Explain what patterns you see in the residuals that indicate
breed could be a useful predictor.
Goal: After identifying breed being a potentially useful predictor, we are going to repeat questions several of the parts in Question 1.
Part A: Make a boxplots of the dog breeds and their speeds. Based on the boxplot, explain how it look like color is going to help you make very accurate predictions of speed?
Part B: Fit a linear model predicting speed using dog breed. Based on the summary output, argue for breed being a useful predictor of speed.
Part C: Using the following residual plots, do you see any violation of model assumptions? Explain.
We are going back to the college dataset for this problem.
college <- read.csv("https://remiller1450.github.io/data/Colleges2019_Complete.csv")
Part A: Use the following code to make a linear
model predicting Enrollment based on whether the college is
private or public (we did something similar in the previous lab). Based
on the summary output, is whether a college is public or private a
useful predictor of enrollment?
fit = lm(Enrollment ~ Private, data=college)
fit %>% summary()
Part B: Let’s say I wanted a more sophisticated model. Which model below performs better for prediction? Explain using the following summary output.
lm(Enrollment ~ Private + ACT_median, data=college) %>% summary()
lm(Enrollment ~ Private + Debt_median, data=college) %>% summary()
Part C: Based on the following boxplots, explain how we could have identified which variable would be more helpful in Part B. (Hint: which variable is going to give us information we kind of already know about?)
college %>% ggplot(aes(x = ACT_median, y = Private)) +
geom_boxplot()
college %>% ggplot(aes(x = Debt_median, y = Private)) +
geom_boxplot()
Part D: Check the residual conditions for the better fitting model in Part B by looking at the QQPlot, the histogram of residuals, and also the plot of residuals vs the quantitative predictor. For these last two plots, also color/fill the residuals by Private vs. Public. What do you see?

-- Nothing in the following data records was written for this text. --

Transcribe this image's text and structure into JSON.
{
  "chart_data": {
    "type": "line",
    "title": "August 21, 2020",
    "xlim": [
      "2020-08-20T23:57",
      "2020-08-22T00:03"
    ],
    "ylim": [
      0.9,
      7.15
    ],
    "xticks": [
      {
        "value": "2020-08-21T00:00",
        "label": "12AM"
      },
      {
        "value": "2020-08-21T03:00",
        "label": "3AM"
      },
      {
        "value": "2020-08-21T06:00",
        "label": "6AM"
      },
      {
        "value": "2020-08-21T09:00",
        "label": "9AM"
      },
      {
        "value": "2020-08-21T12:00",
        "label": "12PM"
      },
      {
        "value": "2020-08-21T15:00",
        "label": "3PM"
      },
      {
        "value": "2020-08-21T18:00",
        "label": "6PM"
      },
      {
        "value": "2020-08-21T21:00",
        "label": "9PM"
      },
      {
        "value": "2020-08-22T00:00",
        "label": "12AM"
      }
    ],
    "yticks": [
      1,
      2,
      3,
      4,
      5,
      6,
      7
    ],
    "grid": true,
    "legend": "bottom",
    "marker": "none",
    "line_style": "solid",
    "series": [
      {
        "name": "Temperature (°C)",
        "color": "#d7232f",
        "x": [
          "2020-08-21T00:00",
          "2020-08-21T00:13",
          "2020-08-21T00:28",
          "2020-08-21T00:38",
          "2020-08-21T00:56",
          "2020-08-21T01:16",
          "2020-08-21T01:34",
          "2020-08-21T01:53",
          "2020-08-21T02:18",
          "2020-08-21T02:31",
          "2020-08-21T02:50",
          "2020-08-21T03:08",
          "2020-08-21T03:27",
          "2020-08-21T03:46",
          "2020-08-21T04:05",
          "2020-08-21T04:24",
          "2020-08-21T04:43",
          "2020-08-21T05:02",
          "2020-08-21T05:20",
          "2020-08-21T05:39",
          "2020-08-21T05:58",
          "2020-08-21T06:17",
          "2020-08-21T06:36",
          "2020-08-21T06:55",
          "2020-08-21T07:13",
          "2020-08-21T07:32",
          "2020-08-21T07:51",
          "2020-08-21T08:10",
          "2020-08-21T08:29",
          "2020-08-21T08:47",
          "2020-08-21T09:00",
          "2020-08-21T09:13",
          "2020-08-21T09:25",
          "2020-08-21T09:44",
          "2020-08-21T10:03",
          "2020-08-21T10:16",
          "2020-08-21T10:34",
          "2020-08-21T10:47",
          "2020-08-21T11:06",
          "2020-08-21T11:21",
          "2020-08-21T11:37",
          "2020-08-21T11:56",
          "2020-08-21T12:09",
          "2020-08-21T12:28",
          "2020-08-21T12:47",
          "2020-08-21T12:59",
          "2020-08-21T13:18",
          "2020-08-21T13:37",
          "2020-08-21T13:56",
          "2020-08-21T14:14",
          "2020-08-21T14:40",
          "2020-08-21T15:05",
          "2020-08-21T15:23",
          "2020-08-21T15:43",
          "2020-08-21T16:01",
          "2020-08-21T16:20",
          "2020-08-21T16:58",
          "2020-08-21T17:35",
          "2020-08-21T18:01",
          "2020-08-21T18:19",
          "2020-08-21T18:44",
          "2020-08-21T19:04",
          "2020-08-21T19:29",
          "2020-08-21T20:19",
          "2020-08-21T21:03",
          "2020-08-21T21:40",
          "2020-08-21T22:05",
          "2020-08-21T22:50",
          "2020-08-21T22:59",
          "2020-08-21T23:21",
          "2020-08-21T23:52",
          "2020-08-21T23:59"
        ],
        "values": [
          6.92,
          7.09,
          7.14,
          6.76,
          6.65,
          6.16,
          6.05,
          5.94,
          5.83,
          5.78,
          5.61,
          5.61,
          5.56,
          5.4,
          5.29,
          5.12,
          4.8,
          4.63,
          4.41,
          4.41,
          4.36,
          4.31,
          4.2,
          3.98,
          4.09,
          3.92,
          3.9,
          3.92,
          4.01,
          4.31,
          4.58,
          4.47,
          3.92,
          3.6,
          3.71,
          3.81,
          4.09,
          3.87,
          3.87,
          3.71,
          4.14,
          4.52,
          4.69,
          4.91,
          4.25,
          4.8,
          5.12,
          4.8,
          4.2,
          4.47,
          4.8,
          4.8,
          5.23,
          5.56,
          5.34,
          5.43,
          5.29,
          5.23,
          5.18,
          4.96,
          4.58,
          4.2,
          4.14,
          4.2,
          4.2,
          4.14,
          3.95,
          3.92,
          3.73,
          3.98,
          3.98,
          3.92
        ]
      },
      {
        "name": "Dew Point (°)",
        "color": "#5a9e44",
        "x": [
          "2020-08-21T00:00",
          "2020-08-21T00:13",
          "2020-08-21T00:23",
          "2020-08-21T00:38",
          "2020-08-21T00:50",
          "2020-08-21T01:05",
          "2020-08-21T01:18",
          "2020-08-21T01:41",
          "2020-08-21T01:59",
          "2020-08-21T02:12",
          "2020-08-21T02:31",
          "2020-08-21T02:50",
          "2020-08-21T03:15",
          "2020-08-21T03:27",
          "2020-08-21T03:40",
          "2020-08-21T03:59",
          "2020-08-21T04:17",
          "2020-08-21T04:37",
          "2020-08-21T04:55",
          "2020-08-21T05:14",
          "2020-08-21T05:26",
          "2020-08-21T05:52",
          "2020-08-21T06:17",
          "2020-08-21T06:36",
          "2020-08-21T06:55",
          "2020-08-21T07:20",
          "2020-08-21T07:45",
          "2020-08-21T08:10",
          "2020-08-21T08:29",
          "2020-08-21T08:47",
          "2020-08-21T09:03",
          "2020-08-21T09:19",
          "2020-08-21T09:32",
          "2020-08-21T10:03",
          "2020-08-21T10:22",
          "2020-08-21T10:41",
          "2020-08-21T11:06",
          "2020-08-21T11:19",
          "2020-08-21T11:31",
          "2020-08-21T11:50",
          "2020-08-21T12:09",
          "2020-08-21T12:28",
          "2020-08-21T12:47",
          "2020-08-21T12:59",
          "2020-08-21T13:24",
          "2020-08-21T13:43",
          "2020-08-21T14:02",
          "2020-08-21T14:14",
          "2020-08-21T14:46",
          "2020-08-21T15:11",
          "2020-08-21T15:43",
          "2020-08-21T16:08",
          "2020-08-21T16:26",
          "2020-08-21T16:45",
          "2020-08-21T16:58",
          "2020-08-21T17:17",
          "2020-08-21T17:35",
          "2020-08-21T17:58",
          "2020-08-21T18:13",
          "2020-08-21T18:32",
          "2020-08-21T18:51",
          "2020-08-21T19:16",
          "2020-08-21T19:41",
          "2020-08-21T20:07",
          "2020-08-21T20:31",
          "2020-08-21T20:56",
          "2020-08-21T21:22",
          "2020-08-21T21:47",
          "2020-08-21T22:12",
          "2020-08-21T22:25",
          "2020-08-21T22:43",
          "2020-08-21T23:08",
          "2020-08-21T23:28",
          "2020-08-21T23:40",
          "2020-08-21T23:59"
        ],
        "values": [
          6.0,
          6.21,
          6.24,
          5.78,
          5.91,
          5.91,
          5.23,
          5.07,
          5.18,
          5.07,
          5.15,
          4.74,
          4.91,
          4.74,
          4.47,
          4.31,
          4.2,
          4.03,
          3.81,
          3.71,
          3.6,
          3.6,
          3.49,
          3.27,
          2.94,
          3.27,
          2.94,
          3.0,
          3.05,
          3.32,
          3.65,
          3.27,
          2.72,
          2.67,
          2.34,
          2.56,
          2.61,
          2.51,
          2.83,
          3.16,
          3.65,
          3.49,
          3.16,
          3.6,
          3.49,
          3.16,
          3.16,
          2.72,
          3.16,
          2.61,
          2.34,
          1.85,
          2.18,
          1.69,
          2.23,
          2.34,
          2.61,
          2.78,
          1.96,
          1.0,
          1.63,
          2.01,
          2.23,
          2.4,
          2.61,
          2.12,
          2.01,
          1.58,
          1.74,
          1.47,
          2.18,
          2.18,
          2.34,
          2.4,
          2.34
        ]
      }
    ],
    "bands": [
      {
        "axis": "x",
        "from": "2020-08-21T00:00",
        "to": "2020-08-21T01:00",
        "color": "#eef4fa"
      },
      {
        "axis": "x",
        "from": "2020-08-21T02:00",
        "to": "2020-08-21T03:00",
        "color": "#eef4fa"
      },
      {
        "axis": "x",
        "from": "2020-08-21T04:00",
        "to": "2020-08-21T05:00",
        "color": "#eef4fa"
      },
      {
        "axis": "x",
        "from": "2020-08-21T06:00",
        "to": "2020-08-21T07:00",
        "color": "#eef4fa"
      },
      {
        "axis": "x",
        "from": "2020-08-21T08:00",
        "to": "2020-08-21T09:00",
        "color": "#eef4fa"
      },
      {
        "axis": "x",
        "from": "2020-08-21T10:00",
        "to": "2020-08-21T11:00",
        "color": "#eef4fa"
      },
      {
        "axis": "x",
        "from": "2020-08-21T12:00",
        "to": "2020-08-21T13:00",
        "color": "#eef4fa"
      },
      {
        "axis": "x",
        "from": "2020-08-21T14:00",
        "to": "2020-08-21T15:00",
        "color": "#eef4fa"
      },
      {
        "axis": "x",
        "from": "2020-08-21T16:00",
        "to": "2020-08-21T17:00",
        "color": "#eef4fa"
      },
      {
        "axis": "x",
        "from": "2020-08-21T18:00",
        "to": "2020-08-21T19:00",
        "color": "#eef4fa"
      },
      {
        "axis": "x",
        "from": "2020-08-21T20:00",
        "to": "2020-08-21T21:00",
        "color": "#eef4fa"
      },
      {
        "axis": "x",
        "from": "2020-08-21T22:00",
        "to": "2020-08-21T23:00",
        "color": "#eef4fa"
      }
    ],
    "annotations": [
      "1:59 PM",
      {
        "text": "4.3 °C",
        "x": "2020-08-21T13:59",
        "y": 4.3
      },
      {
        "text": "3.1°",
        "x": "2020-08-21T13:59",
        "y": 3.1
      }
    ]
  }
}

Part E: Some might argue that checking residual conditions demonstrates a ‘prediction’ mindset (see reading assignment). Make an arguement for this statement.
Part F: A more ‘explanation focused’ approach may still find value using the better regression model in part C even if the conditions/assumptions are not met. Using the summary output, generally explain the relationship between Enrollment and the predictors. Did we still learn something? Note: Violation of the assumptions conditions actually means that the p-values are not accurate (how inaccurate is complicated). The results can be used to guide future research as an exploratory analysis.